Thursday, June 8, 1944
The days that marked the Battle of Normandy
US forces, reinforced by new divisions (such as the 2nd Infantry Division), are on the offensive. The 1st and 29th infantry divisions, which have had very heavy losses since the landing on Omaha Beach, are continuing to advance.
The 29th Infantry, on its way to Isigny-sur-Mer, which was to be under control on June 6th, makes its junction en route with the 90 survivors of the Rangers battalions at Pointe du Hoc, isolated on a thin strip of Land for three days since D-Day.
It seizes the village of Grandcamp, thanks in particular to the courage of Sergeant Frank Peregory who won for her heroic action the Medal of Honor. Indeed, he forced to surrender several dozen German soldiers and captured a machine-gun all by himself. In Maisy, the battery is still in the hands of its defenders while advanced elements of the 29th division reach the south of the village.
The 4th American infantry division, disembarked at Utah Beach on June 6, attacked the city of Montebourg, as part of the offensive for the capture of Cherbourg in the north of Cotentin Peninsula.
The junction between troops disembarked at Utah and Omaha is still not realized. In the hours that followed, it is one of the proratory objectives for the American land forces.
On the British front, the 346th German infantry division counter-attacks in the vicinity of Bréville. The fighting is extremely violent and is similar to those of the First World War, with opponents burying themselves in trenches.

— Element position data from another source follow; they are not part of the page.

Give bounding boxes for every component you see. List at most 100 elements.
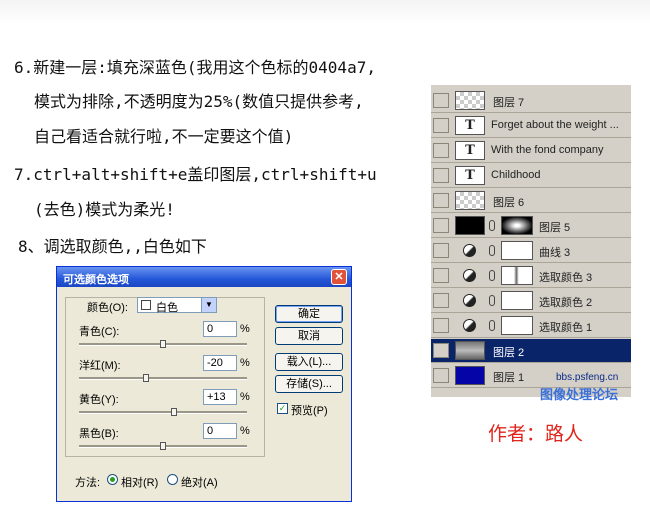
color-label: 颜色(O): — [87, 302, 128, 314]
relative-radio[interactable] — [107, 474, 118, 485]
black-input[interactable]: 0 — [203, 423, 237, 439]
absolute-radio[interactable] — [167, 474, 178, 485]
layer-name: Forget about the weight ... — [491, 119, 619, 131]
layer-name: 曲线 3 — [539, 247, 571, 259]
yellow-input[interactable]: +13 — [203, 389, 237, 405]
black-label: 黑色(B): — [79, 428, 119, 440]
layer-name: 图层 5 — [539, 222, 571, 234]
layer-thumbnail — [455, 216, 485, 235]
text-layer-icon: T — [455, 166, 485, 185]
layer-mask-thumbnail — [501, 316, 533, 335]
color-swatch — [141, 300, 151, 310]
layer-name: 选取颜色 1 — [539, 322, 593, 334]
layer-mask-thumbnail — [501, 291, 533, 310]
yellow-slider-track[interactable] — [79, 411, 247, 414]
layer-row-text-forget[interactable]: T Forget about the weight ... — [431, 114, 631, 138]
cyan-input[interactable]: 0 — [203, 321, 237, 337]
method-label: 方法: — [75, 477, 101, 489]
percent-unit: % — [240, 323, 250, 335]
magenta-slider-knob[interactable] — [143, 374, 150, 382]
visibility-toggle[interactable] — [433, 243, 449, 258]
visibility-toggle[interactable] — [433, 193, 449, 208]
layer-name: 图层 2 — [493, 347, 525, 359]
instruction-line-6c: 自己看适合就行啦,不一定要这个值) — [34, 127, 294, 146]
layer-row-6[interactable]: 图层 6 — [431, 189, 631, 213]
visibility-toggle[interactable] — [433, 368, 449, 383]
layer-mask-thumbnail — [501, 216, 533, 235]
absolute-label: 绝对(A) — [181, 477, 218, 489]
instruction-line-8: 8、调选取颜色,,白色如下 — [18, 237, 207, 256]
watermark-forum-name: 图像处理论坛 — [540, 388, 619, 403]
magenta-slider-track[interactable] — [79, 377, 247, 380]
text-layer-icon: T — [455, 141, 485, 160]
visibility-toggle[interactable] — [433, 343, 449, 358]
color-select[interactable]: 白色 ▼ — [137, 297, 217, 314]
link-icon — [489, 295, 495, 306]
yellow-label: 黄色(Y): — [79, 394, 119, 406]
adjustment-layer-icon — [463, 294, 476, 307]
dialog-titlebar[interactable]: 可选颜色选项 ✕ — [57, 267, 351, 287]
layer-name: 图层 7 — [493, 97, 525, 109]
watermark-url: bbs.psfeng.cn — [556, 372, 619, 383]
layer-row-selective-color-3[interactable]: 选取颜色 3 — [431, 264, 631, 288]
layer-row-7[interactable]: 图层 7 — [431, 89, 631, 113]
visibility-toggle[interactable] — [433, 218, 449, 233]
instruction-line-6b: 模式为排除,不透明度为25%(数值只提供参考, — [34, 92, 364, 111]
visibility-toggle[interactable] — [433, 268, 449, 283]
layer-row-selective-color-1[interactable]: 选取颜色 1 — [431, 314, 631, 338]
link-icon — [489, 220, 495, 231]
layer-name: 图层 1 — [493, 372, 525, 384]
magenta-label: 洋红(M): — [79, 360, 121, 372]
adjustment-layer-icon — [463, 269, 476, 282]
cyan-slider-knob[interactable] — [160, 340, 166, 348]
layer-row-text-fond[interactable]: T With the fond company — [431, 139, 631, 163]
layer-name: 选取颜色 3 — [539, 272, 593, 284]
preview-checkbox[interactable]: ✓ — [277, 403, 288, 414]
visibility-toggle[interactable] — [433, 293, 449, 308]
top-border — [0, 0, 650, 24]
preview-label: 预览(P) — [291, 405, 328, 417]
layer-row-2-selected[interactable]: 图层 2 — [431, 339, 631, 363]
cyan-label: 青色(C): — [79, 326, 120, 338]
visibility-toggle[interactable] — [433, 118, 449, 133]
layer-name: 图层 6 — [493, 197, 525, 209]
instruction-line-6: 6.新建一层:填充深蓝色(我用这个色标的0404a7, — [14, 58, 376, 77]
layer-mask-thumbnail — [501, 241, 533, 260]
layer-thumbnail — [455, 191, 485, 210]
cancel-button[interactable]: 取消 — [275, 327, 343, 345]
color-select-value: 白色 — [156, 302, 178, 314]
magenta-input[interactable]: -20 — [203, 355, 237, 371]
adjustment-layer-icon — [463, 244, 476, 257]
dialog-title: 可选颜色选项 — [63, 274, 129, 286]
visibility-toggle[interactable] — [433, 143, 449, 158]
layer-row-5[interactable]: 图层 5 — [431, 214, 631, 238]
layer-thumbnail — [455, 91, 485, 110]
save-button[interactable]: 存储(S)... — [275, 375, 343, 393]
layer-name: With the fond company — [491, 144, 604, 156]
layer-row-selective-color-2[interactable]: 选取颜色 2 — [431, 289, 631, 313]
percent-unit: % — [240, 425, 250, 437]
chevron-down-icon[interactable]: ▼ — [201, 298, 216, 312]
instruction-line-7b: (去色)模式为柔光! — [34, 200, 175, 219]
percent-unit: % — [240, 357, 250, 369]
yellow-slider-knob[interactable] — [170, 408, 177, 416]
black-slider-knob[interactable] — [160, 442, 166, 450]
visibility-toggle[interactable] — [433, 168, 449, 183]
visibility-toggle[interactable] — [433, 93, 449, 108]
ok-button[interactable]: 确定 — [275, 305, 343, 323]
load-button[interactable]: 载入(L)... — [275, 353, 343, 371]
text-layer-icon: T — [455, 116, 485, 135]
layer-mask-thumbnail — [501, 266, 533, 285]
layer-thumbnail — [455, 366, 485, 385]
layer-row-curves-3[interactable]: 曲线 3 — [431, 239, 631, 263]
layer-row-text-childhood[interactable]: T Childhood — [431, 164, 631, 188]
adjustment-layer-icon — [463, 319, 476, 332]
relative-label: 相对(R) — [121, 477, 159, 489]
layer-name: 选取颜色 2 — [539, 297, 593, 309]
link-icon — [489, 245, 495, 256]
selective-color-dialog: 可选颜色选项 ✕ 颜色(O): 白色 ▼ 青色(C): 0 % 洋红(M): -… — [56, 266, 352, 502]
link-icon — [489, 270, 495, 281]
visibility-toggle[interactable] — [433, 318, 449, 333]
close-icon[interactable]: ✕ — [331, 269, 347, 285]
author-credit: 作者：路人 — [488, 423, 584, 445]
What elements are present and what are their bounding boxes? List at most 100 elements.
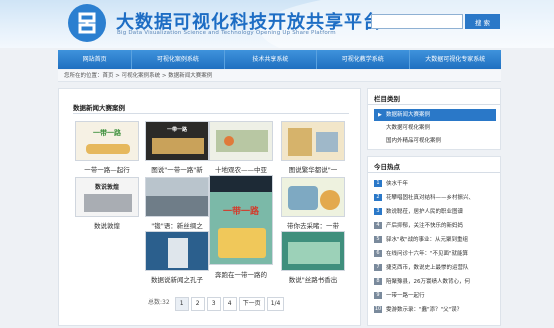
hot-topic-link[interactable]: 雯游数示录："蠢"添？"父"误？ [386,307,462,313]
case-thumbnail[interactable] [281,231,345,271]
page-3-button[interactable]: 3 [206,297,221,311]
nav-item-teaching[interactable]: 可视化教学系统 [317,50,410,69]
case-card[interactable]: 十地观农——中亚 [209,121,273,177]
case-thumbnail[interactable] [145,177,209,217]
case-caption[interactable]: 一带一路—起行 [75,164,139,174]
case-thumbnail[interactable]: 一带一路 [75,121,139,161]
next-page-button[interactable]: 下一页 [238,297,265,311]
case-card[interactable]: 一带一路 一带一路—起行 [75,121,139,177]
category-item-global-cases[interactable]: 国内外精品可视化案例 [374,135,496,147]
case-thumbnail[interactable]: 一带一路 [209,175,273,265]
case-caption[interactable]: 带你去采睹：一带 [281,220,345,230]
thumb-graphic [146,196,208,216]
case-caption[interactable]: 数说"丝路书香出 [281,274,345,284]
category-item-news-cases[interactable]: ▶ 数据新闻大赛案例 [374,109,496,121]
thumb-graphic [288,242,340,264]
rank-badge: 9 [374,292,382,299]
case-caption[interactable]: 图说繁华都说"一 [281,164,345,174]
rank-badge: 5 [374,236,382,243]
logo-icon [78,12,96,34]
hot-topic-item[interactable]: 5 驿水"收"战的事业：从元聚到重组 [374,235,496,246]
thumb-graphic [168,238,188,268]
case-card[interactable]: 一带一路 图说"一带一路"新 [145,121,209,177]
case-thumbnail[interactable]: 一带一路 [145,121,209,161]
hot-topic-link[interactable]: 在线问诊十六年："不见面"就能算 [386,251,468,257]
rank-badge: 4 [374,222,382,229]
nav-item-home[interactable]: 网站首页 [58,50,133,69]
hot-topic-link[interactable]: 捷克西币，数说史上最惨的运营队 [386,265,469,271]
site-header: 大数据可视化科技开放共享平台 Big Data Visualization Sc… [0,0,554,48]
hot-topic-link[interactable]: 花攀唱固社真对结科——乡村振兴、 [386,195,474,201]
rank-badge: 1 [374,180,382,187]
nav-item-tech[interactable]: 技术共享系统 [225,50,318,69]
case-card[interactable]: "锻"语：新丝绸之 [145,177,209,233]
hot-topic-link[interactable]: 一带一路一起行 [386,293,425,299]
hot-topic-link[interactable]: 产后抑郁，关注不快乐的新妈妈 [386,223,463,229]
case-card[interactable]: 带你去采睹：一带 [281,177,345,233]
hot-topic-item[interactable]: 2 花攀唱固社真对结科——乡村振兴、 [374,193,496,204]
case-card[interactable]: 图说繁华都说"一 [281,121,345,177]
site-logo[interactable] [68,4,106,42]
thumb-graphic [210,176,272,192]
hot-topics-panel: 今日热点 1 侠水千年 2 花攀唱固社真对结科——乡村振兴、 3 数说聪莅，居护人民的… [367,156,501,326]
hot-topic-link[interactable]: 驿水"收"战的事业：从元聚到重组 [386,237,468,243]
case-caption[interactable]: 奔跑在一带一路的 [209,269,273,279]
thumb-text: 数说敦煌 [94,184,119,191]
divider [368,104,500,105]
thumb-graphic [320,190,340,210]
case-thumbnail[interactable] [281,121,345,161]
hot-topic-item[interactable]: 7 捷克西币，数说史上最惨的运营队 [374,263,496,274]
hot-topic-link[interactable]: 陪聚豫县，26万寰绩人数背心，何 [386,279,470,285]
hot-topic-item[interactable]: 4 产后抑郁，关注不快乐的新妈妈 [374,221,496,232]
case-card[interactable]: 数说敦煌 数说敦煌 [75,177,139,233]
pagination: 总数:32 1 2 3 4 下一页 1/4 [145,297,285,311]
category-panel: 栏目类别 ▶ 数据新闻大赛案例 大数据可视化案例 国内外精品可视化案例 [367,88,501,150]
thumb-text: 一带一路 [222,207,259,217]
search-input[interactable] [371,14,463,29]
case-thumbnail[interactable]: 数说敦煌 [75,177,139,217]
divider [368,172,500,173]
hot-topics-title: 今日热点 [374,163,400,171]
hot-topic-item[interactable]: 1 侠水千年 [374,179,496,190]
rank-badge: 3 [374,208,382,215]
pagination-total: 总数:32 [148,299,170,306]
arrow-right-icon: ▶ [378,112,382,118]
thumb-graphic [84,194,132,212]
rank-badge: 2 [374,194,382,201]
breadcrumb: 您所在的位置：首页 > 可视化案例系统 > 数据新闻大赛案例 [58,70,501,82]
case-list-panel: 数据新闻大赛案例 一带一路 一带一路—起行 一带一路 图说"一带一路"新 十地观… [58,88,361,326]
case-caption[interactable]: 图说"一带一路"新 [145,164,209,174]
page-4-button[interactable]: 4 [222,297,237,311]
category-label: 数据新闻大赛案例 [386,112,431,118]
case-caption[interactable]: 数据说新闻之孔子 [145,274,209,284]
case-caption[interactable]: "锻"语：新丝绸之 [145,220,209,230]
nav-item-experts[interactable]: 大数据可视化专家系统 [410,50,501,69]
site-subtitle: Big Data Visualization Science and Techn… [117,30,336,36]
case-thumbnail[interactable] [145,231,209,271]
panel-title: 数据新闻大赛案例 [73,104,125,112]
category-item-bigdata-cases[interactable]: 大数据可视化案例 [374,122,496,134]
search-button[interactable]: 搜 索 [465,14,500,29]
hot-topic-link[interactable]: 数说聪莅，居护人民的职业图谱 [386,209,463,215]
page-1-button[interactable]: 1 [174,297,189,311]
hot-topic-link[interactable]: 侠水千年 [386,181,408,187]
case-card-featured[interactable]: 一带一路 奔跑在一带一路的 [209,175,273,287]
case-caption[interactable]: 数说敦煌 [75,220,139,230]
page-2-button[interactable]: 2 [190,297,205,311]
hot-topic-item[interactable]: 9 一带一路一起行 [374,291,496,302]
hot-topic-item[interactable]: 8 陪聚豫县，26万寰绩人数背心，何 [374,277,496,288]
rank-badge: 8 [374,278,382,285]
case-card[interactable]: 数说"丝路书香出 [281,231,345,287]
hot-topic-item[interactable]: 10 雯游数示录："蠢"添？"父"误？ [374,305,496,316]
thumb-graphic [288,186,318,210]
case-caption[interactable]: 十地观农——中亚 [209,164,273,174]
nav-item-cases[interactable]: 可视化案例系统 [132,50,225,69]
rank-badge: 6 [374,250,382,257]
hot-topic-item[interactable]: 3 数说聪莅，居护人民的职业图谱 [374,207,496,218]
case-thumbnail[interactable] [281,177,345,217]
case-card[interactable]: 数据说新闻之孔子 [145,231,209,287]
case-thumbnail[interactable] [209,121,273,161]
page-count: 1/4 [266,297,285,311]
thumb-graphic [152,138,204,154]
hot-topic-item[interactable]: 6 在线问诊十六年："不见面"就能算 [374,249,496,260]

The achievements of the allied military engineers begin: the first elements of the two artificial ports of Saint-Laurent and Arromanches are being installed as of June 8 (these were old ships that were sunk to serve as breakwaters) and an aviation runway is built on the plateau of Omaha Beach to the east of Colleville-sur-Mer. The planes taking off from this runway evacuate the wounded as a matter of priority to hospitals in England.
Allied aviation remains master of the sky and attacks the German elements without interruption, while for its part, the artillery embarked on the warships bombards relentlessly the opposing positions.